The site is next to the Main Trunk Railway Line and less than 200m from modern, newly built Papatoetoe Railway Station, where extra commuter carparks may soon be needed.
The tavern site is also next to the Allan Brewster community and sports centre.
It could be a best test of whether quality urban design will attract people to live more densely, but handy to 51 town and transport centres around the Auckland region.
The acquisition of the tavern site is no forced takeover. Gaming machines apart, the tavern has been making no money for several years. Built in the early 1970s, it was typical of many taverns around the country - big, open bars in low-slung buildings surrounded by huge carparks.
Manukau City councillor Noel Burnside, who spent nine years on the Papatoetoe Licensing Trust, remembers a profitable enterprise with all three of its bars packed on the busiest nights of the week.
But when most licensing trust pubs began to lose their local monopolies, the writing was on the wall. The now decidedly scruffy St George has in recent years been competing with many other liquor outlets, including the big supermarket next door.
Major turning points also came when police cars started parking outside large "booze barn" carparks. Today the lines that once divided the tavern's carpark have all but disappeared through neglect.
And the tavern's manager since January, Barry Cobcroft, says that while the one bar still running has been attracting up to 200 people on Friday nights, the new smoking laws have cut customers a further 20 per cent. (The St George has no garden bar where people might smoke.)

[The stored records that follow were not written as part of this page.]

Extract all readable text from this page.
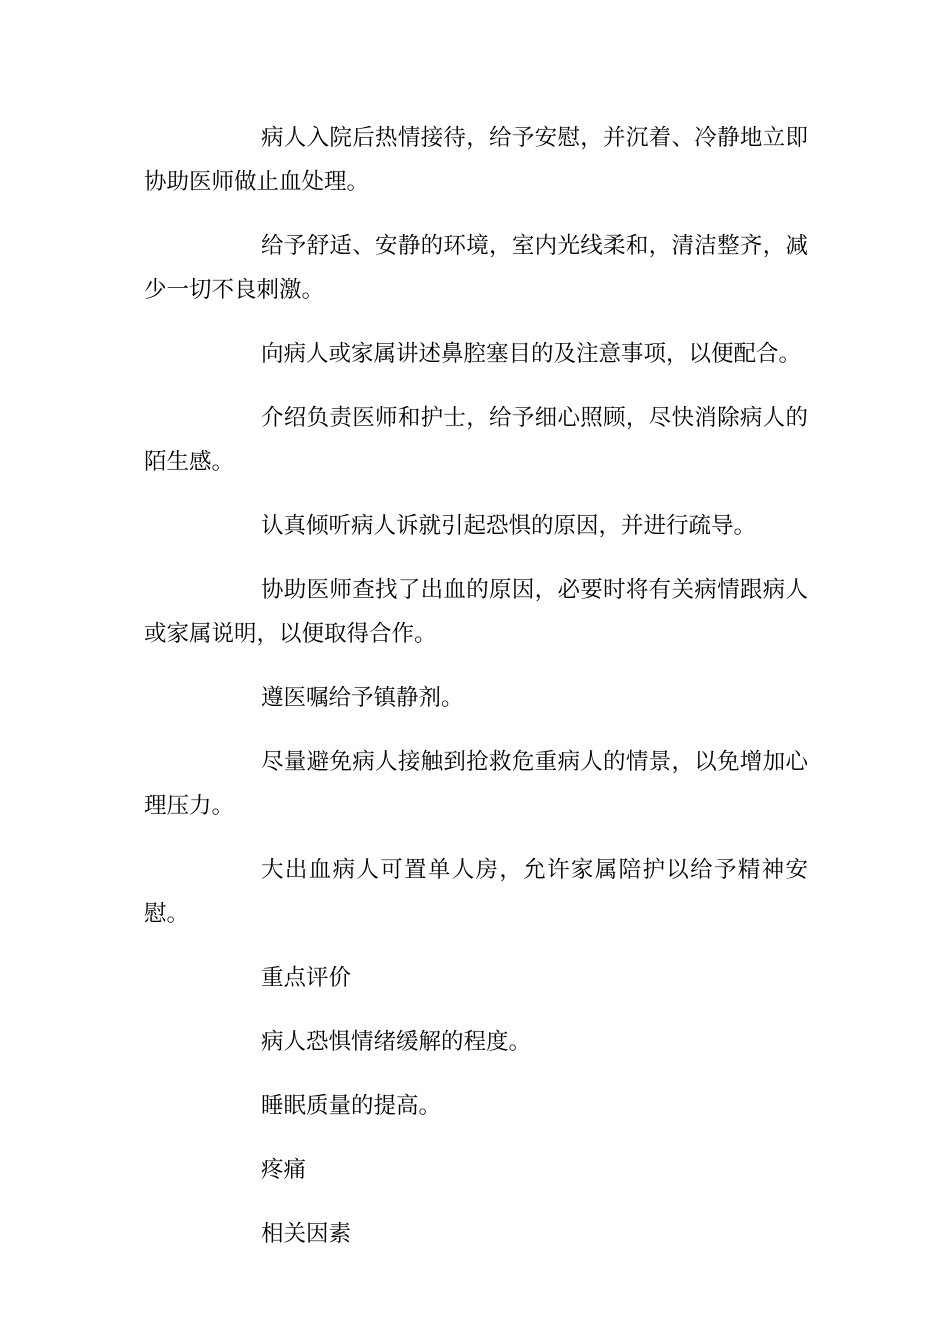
病人入院后热情接待，给予安慰，并沉着、冷静地立即协助医师做止血处理。

给予舒适、安静的环境，室内光线柔和，清洁整齐，减少一切不良刺激。

向病人或家属讲述鼻腔塞目的及注意事项，以便配合。

介绍负责医师和护士，给予细心照顾，尽快消除病人的陌生感。

认真倾听病人诉就引起恐惧的原因，并进行疏导。

协助医师查找了出血的原因，必要时将有关病情跟病人或家属说明，以便取得合作。

遵医嘱给予镇静剂。

尽量避免病人接触到抢救危重病人的情景，以免增加心理压力。

大出血病人可置单人房，允许家属陪护以给予精神安慰。

重点评价

病人恐惧情绪缓解的程度。

睡眠质量的提高。

疼痛

相关因素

Present trust chairman Raghbir Singh says historic losses, diminished sales and changing social habits all contributed to the decision to sell to Manukau City.
Noel Burnside, chairman of Manukau's environment and urban design committee, says by taking total control of the site the council can determine what form any development takes.
The council also owns an area behind the supermarket, including an old rollerskating rink and the Papatoetoe Mall.
So it has many options to open out and plan the site, maybe including a reserve where the old Papatoetoe Railway Station has been moved and restored by railway enthusiasts as a function centre.
The licensing trust hopes a new outlet, possibly a bar-grill operation, might emerge in the new development. In recent years it has distributed $300,000 to $400,000 a year to local charities from its gaming machines.